El valor del tiempo es relativo. Hay ratos que no sirven para nada, y otros que están tan llenos de contenido que vuelcan nuestra vida por completo. Nos hacen perder el control, que es algo muy molesto cuando sabes que te están observando. ¿Han leído ustedes Novecento? Un librito interesantísimo, escrito en los 90 por Alessandro Baricco. Un bebé es abandonado en un gran barco, y el buque se pasa el año cruzando el océano Atlántico para llevar pasajeros de Europa a Estados Unidos, viceversa. Uno de los marineros lo adopta de forma extra oficial, y el niño —al que llama Novecento— crece y nunca baja de la nave. Al principio no lo hace por temas de papeleo, pues a efectos burocráticos no existe. Después —y ya fallecido su padre adoptivo—, por miedo a perder el control. Dentro de aquel enorme barco la vida florece y es contada por miles de nuevos pasajeros todo el tiempo, pero los límites del infinito se dibujan con precisión, pues siguen las líneas del buque. El muchacho tiene, además, un don: es un pianista extraordinario, autodidacta. Su música dispone del poder del océano, y otorga al que escucha el baile y el ritmo del agua, en una melodía que tiene el color de un jazz sobrenatural. Pero el chico sigue creciendo y se convierte en hombre, y la vida late ahí fuera. ¿Se decidirá a bajar de la nave, por fin? ¿Perderá, si lo hace, el don que le hace dueño de la música? No se apuren, no pienso contárselo y estropearles la novela. Si la historia es buena, el final suele ser el que da completo sentido al conjunto.

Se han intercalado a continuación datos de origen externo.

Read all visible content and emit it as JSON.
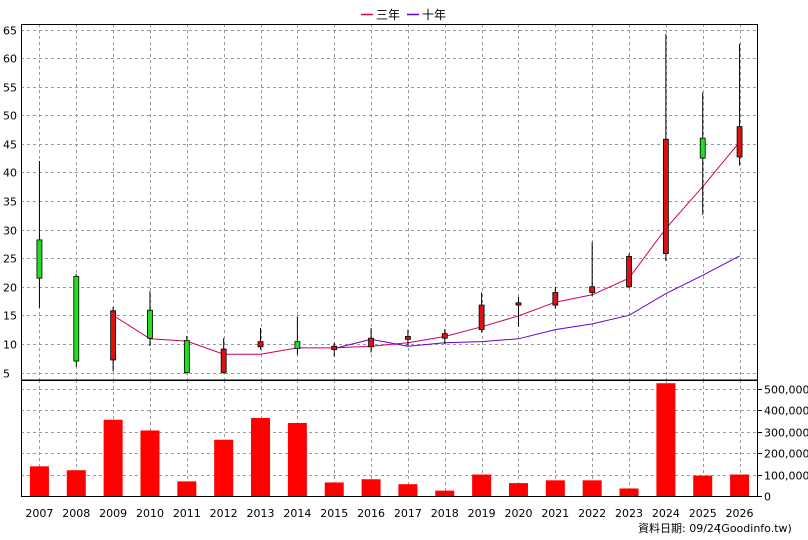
{
  "chart_data": [
    {
      "type": "candlestick",
      "legend": [
        {
          "name": "三年",
          "color": "#cc0066"
        },
        {
          "name": "十年",
          "color": "#6600cc"
        }
      ],
      "legend_position": "top-center",
      "ylim": [
        5,
        65
      ],
      "y_ticks": [
        "5",
        "10",
        "15",
        "20",
        "25",
        "30",
        "35",
        "40",
        "45",
        "50",
        "55",
        "60",
        "65"
      ],
      "grid": true,
      "categories": [
        "2007",
        "2008",
        "2009",
        "2010",
        "2011",
        "2012",
        "2013",
        "2014",
        "2015",
        "2016",
        "2017",
        "2018",
        "2019",
        "2020",
        "2021",
        "2022",
        "2023",
        "2024",
        "2025",
        "2026"
      ],
      "candles": [
        {
          "open": 21.5,
          "close": 28.2,
          "high": 42.0,
          "low": 16.3,
          "up": false
        },
        {
          "open": 7.0,
          "close": 21.8,
          "high": 22.2,
          "low": 6.0,
          "up": false
        },
        {
          "open": 15.8,
          "close": 7.2,
          "high": 16.5,
          "low": 5.2,
          "up": true
        },
        {
          "open": 11.0,
          "close": 15.9,
          "high": 19.2,
          "low": 9.6,
          "up": false
        },
        {
          "open": 5.0,
          "close": 10.6,
          "high": 11.4,
          "low": 4.8,
          "up": false
        },
        {
          "open": 9.1,
          "close": 5.0,
          "high": 11.0,
          "low": 4.8,
          "up": true
        },
        {
          "open": 9.5,
          "close": 10.4,
          "high": 12.8,
          "low": 9.0,
          "up": true
        },
        {
          "open": 9.2,
          "close": 10.4,
          "high": 14.8,
          "low": 8.1,
          "up": false
        },
        {
          "open": 9.0,
          "close": 9.6,
          "high": 10.2,
          "low": 7.8,
          "up": true
        },
        {
          "open": 9.5,
          "close": 11.0,
          "high": 12.8,
          "low": 8.5,
          "up": true
        },
        {
          "open": 10.8,
          "close": 11.3,
          "high": 12.5,
          "low": 9.6,
          "up": true
        },
        {
          "open": 11.0,
          "close": 11.8,
          "high": 12.6,
          "low": 10.0,
          "up": true
        },
        {
          "open": 12.5,
          "close": 16.8,
          "high": 19.0,
          "low": 12.0,
          "up": true
        },
        {
          "open": 16.8,
          "close": 17.2,
          "high": 18.2,
          "low": 13.0,
          "up": true
        },
        {
          "open": 16.8,
          "close": 19.0,
          "high": 20.0,
          "low": 16.2,
          "up": true
        },
        {
          "open": 19.0,
          "close": 20.0,
          "high": 27.8,
          "low": 18.4,
          "up": true
        },
        {
          "open": 20.0,
          "close": 25.3,
          "high": 25.8,
          "low": 19.8,
          "up": true
        },
        {
          "open": 25.8,
          "close": 45.8,
          "high": 64.2,
          "low": 24.5,
          "up": true
        },
        {
          "open": 46.0,
          "close": 42.5,
          "high": 54.0,
          "low": 32.6,
          "up": false
        },
        {
          "open": 42.7,
          "close": 48.0,
          "high": 62.5,
          "low": 41.2,
          "up": true
        }
      ],
      "series": [
        {
          "name": "三年",
          "values": [
            null,
            null,
            15.0,
            10.9,
            10.5,
            8.2,
            8.2,
            9.3,
            9.3,
            9.6,
            10.2,
            11.3,
            13.0,
            14.9,
            17.3,
            18.6,
            21.5,
            30.2,
            37.5,
            45.3
          ]
        },
        {
          "name": "十年",
          "values": [
            null,
            null,
            null,
            null,
            null,
            null,
            null,
            null,
            9.2,
            10.8,
            9.6,
            10.2,
            10.4,
            10.9,
            12.5,
            13.5,
            15.0,
            18.8,
            22.0,
            25.4
          ]
        }
      ]
    },
    {
      "type": "bar",
      "categories": [
        "2007",
        "2008",
        "2009",
        "2010",
        "2011",
        "2012",
        "2013",
        "2014",
        "2015",
        "2016",
        "2017",
        "2018",
        "2019",
        "2020",
        "2021",
        "2022",
        "2023",
        "2024",
        "2025",
        "2026"
      ],
      "values": [
        138000,
        120000,
        355000,
        305000,
        68000,
        262000,
        363000,
        340000,
        63000,
        78000,
        55000,
        25000,
        100000,
        60000,
        73000,
        73000,
        35000,
        525000,
        95000,
        100000
      ],
      "ylim": [
        0,
        540000
      ],
      "y_ticks": [
        "0",
        "100,000",
        "200,000",
        "300,000",
        "400,000",
        "500,000"
      ],
      "bar_color": "#ff0000"
    }
  ],
  "footer": {
    "label": "資料日期: 09/24",
    "source": "(Goodinfo.tw)"
  }
}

La historia de Novecento provoca una irremediable reflexión: ¿será mejor hacer como él, refugiarse en un mundo pequeño y controlable, en vez de vivir en esta inabarcable jaula de grillos? Porque mientras les escribo estas líneas —y hasta que ustedes las lean— pueden haber sucedido muchísimas cosas que escapen a nuestro control: estoy casi segura de que ya habrá surgido un nuevo festival de novela negra en alguna parte, y de que todavía estaremos debatiendo con la RAE el uso del acento con el adverbio sólo y con los pronombres demostrativos este, ese y aquel. También estoy lamentablemente convencida de que seguirán envenenando a niñas en Irán para que no vayan a la escuela, y de que nosotros nos horrorizaremos un rato para después colgar una foto en Instagram. Total, ¿acaso somos políticos o disponemos de cargos en la ONU o en la OTAN que puedan hacer presión? La mayoría de los presentes, no. Pues entonces.
Sin embargo, el indomable ritmo de la música de Novecento va escalando por nuestro interior y comienza a volar, provocándonos. Tal vez pudiésemos hacer algo para que el mundo no se fuese tan pronto a la mierda, aunque da vértigo bajarse de ese barco y perder el control. Como si no tuviésemos ya bastante con lo nuestro. No parece muy inteligente zambullirse en el caos de forma deliberada, pero hay dramas, e injusticias, que tenemos obligación de transmitir. Como dice uno de los personajes de Baricco en la novela, «no estás jodido verdaderamente mientras tengas una buena historia a cuestas y alguien a quien contársela». Lo malo de esta historia de Irán es que carece de cliffhangers, giros narrativos dramáticos o golpes de efecto. No es buena para entretener al público, pero debe ser plasmada, al igual que el reflejo de esas muchachas silenciadas debiera verse de forma nítida y clara en un espejo, como si fuese un grito. Bajemos del barco y confiemos en que siga sonando la música del piano de Novecento, aunque con el tiempo su melodía solo tenga el sabor de un eco lejano.